The thinner version Osmo do is better for furniture - it doesn't do anything that varnish (or "danish oil" varnish) and an overcoat of wax doesn't do. But it is easier and quicker to apply without getting the thick wax layer the normal version is designed to leave (or desperately trying to misapply the finish to save it from itself).

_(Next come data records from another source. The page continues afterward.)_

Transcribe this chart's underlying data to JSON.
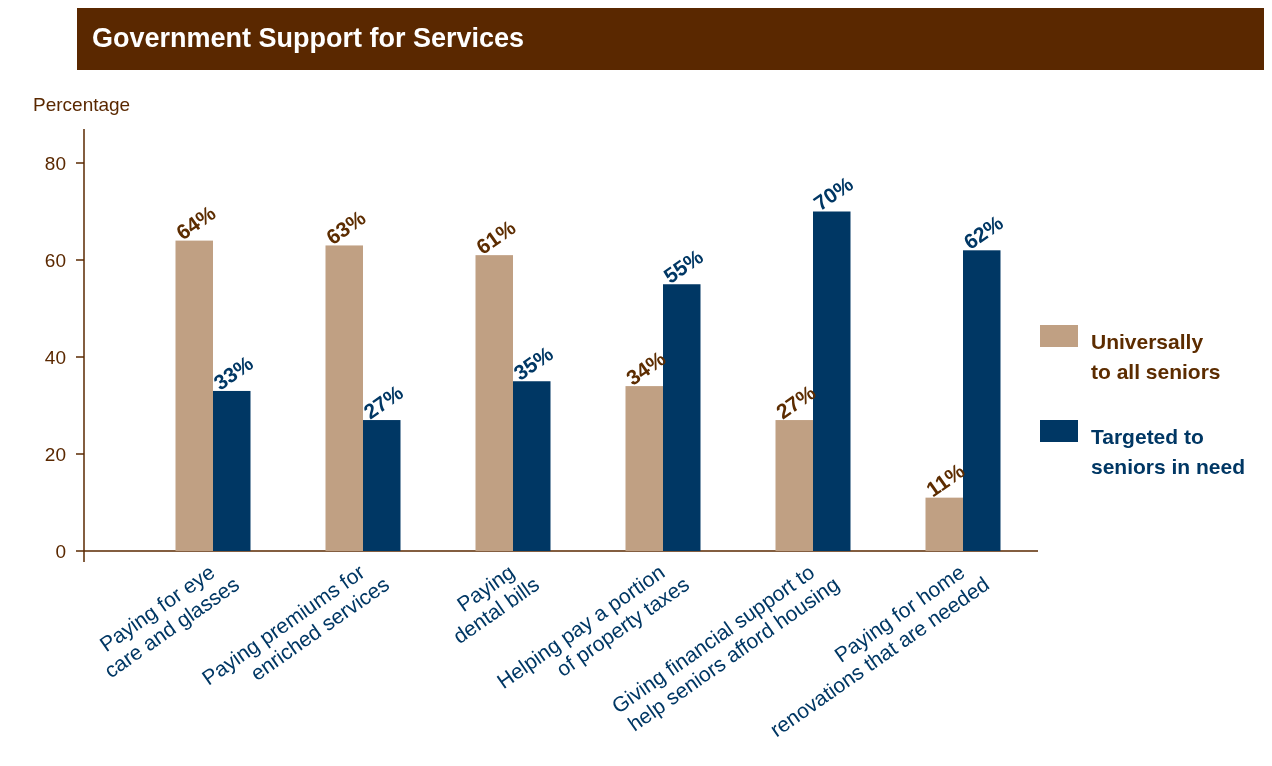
{
  "chart_data": {
    "type": "bar",
    "title": "Government Support for Services",
    "ylabel": "Percentage",
    "categories": [
      "Paying for eye care and glasses",
      "Paying premiums for enriched services",
      "Paying dental bills",
      "Helping pay a portion of property taxes",
      "Giving financial support to help seniors afford housing",
      "Paying for home renovations that are needed"
    ],
    "series": [
      {
        "name": "Universally to all seniors",
        "color": "#c0a083",
        "values": [
          64,
          63,
          61,
          34,
          27,
          11
        ],
        "value_labels": [
          "64%",
          "63%",
          "61%",
          "34%",
          "27%",
          "11%"
        ]
      },
      {
        "name": "Targeted to seniors in need",
        "color": "#003764",
        "values": [
          33,
          27,
          35,
          55,
          70,
          62
        ],
        "value_labels": [
          "33%",
          "27%",
          "35%",
          "55%",
          "70%",
          "62%"
        ]
      }
    ],
    "ylim": [
      0,
      87
    ],
    "yticks": [
      0,
      20,
      40,
      60,
      80
    ],
    "grid": false,
    "legend": "right"
  }
}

(*One doesn't always get much - or indeed any - thanks for spending postage and such in the course of trying to demonstrate its faults in that application, or on wood which would have looked so much better with a less orangey tinged finish but hey ho. You know who you are.)


----------



## woodbloke (17 Jul 2012)

Harbo":3fscr2va said:


> Two thin coats is what I use.
> 
> 
> Rod


Agreed...two very thin, brush applied coats is fine. De-nib 'twixt coats with some worn 320g. I use the matt version which I then polish with teak wax and a grey webrax to leave a slightly more satin finish - Rob


----------



## tekno.mage (12 Aug 2012)

I've found that two thin coats worked well on an oak coffee table which has had hot coffee spilled on it to no detrimental effect (plus many hot cups with wet bottoms stood on it!) My method of application is to paint it on with a brush, let it soak in for a few minutes and then wipe off all the excess with kitchen roll. This method seems to give enough protection against hot liquids. As has already been mentioned if applied too thickly it will look like varnish and take forever to dry!


----------



## Steve Maskery (15 Aug 2012)

My understanding is that not only are two coats sufficient but that 3 coats is one too many. Terry Smart at Chestnut has a very similar product, he is the guy to ask.
S


----------



## Charlie Woody (16 Aug 2012)

Jake":3dhfx3xk said:


> The thinner version Osmo do is better for furniture - it doesn't do anything that varnish (or "danish oil" varnish) and an overcoat of wax doesn't do. But it is easier and quicker to apply without getting the thick wax layer the normal version is designed to leave (or desperately trying to misapply the finish to save it from itself).



Jake, which Osmo product are you referring to please? Do you brush or wipe it on?


----------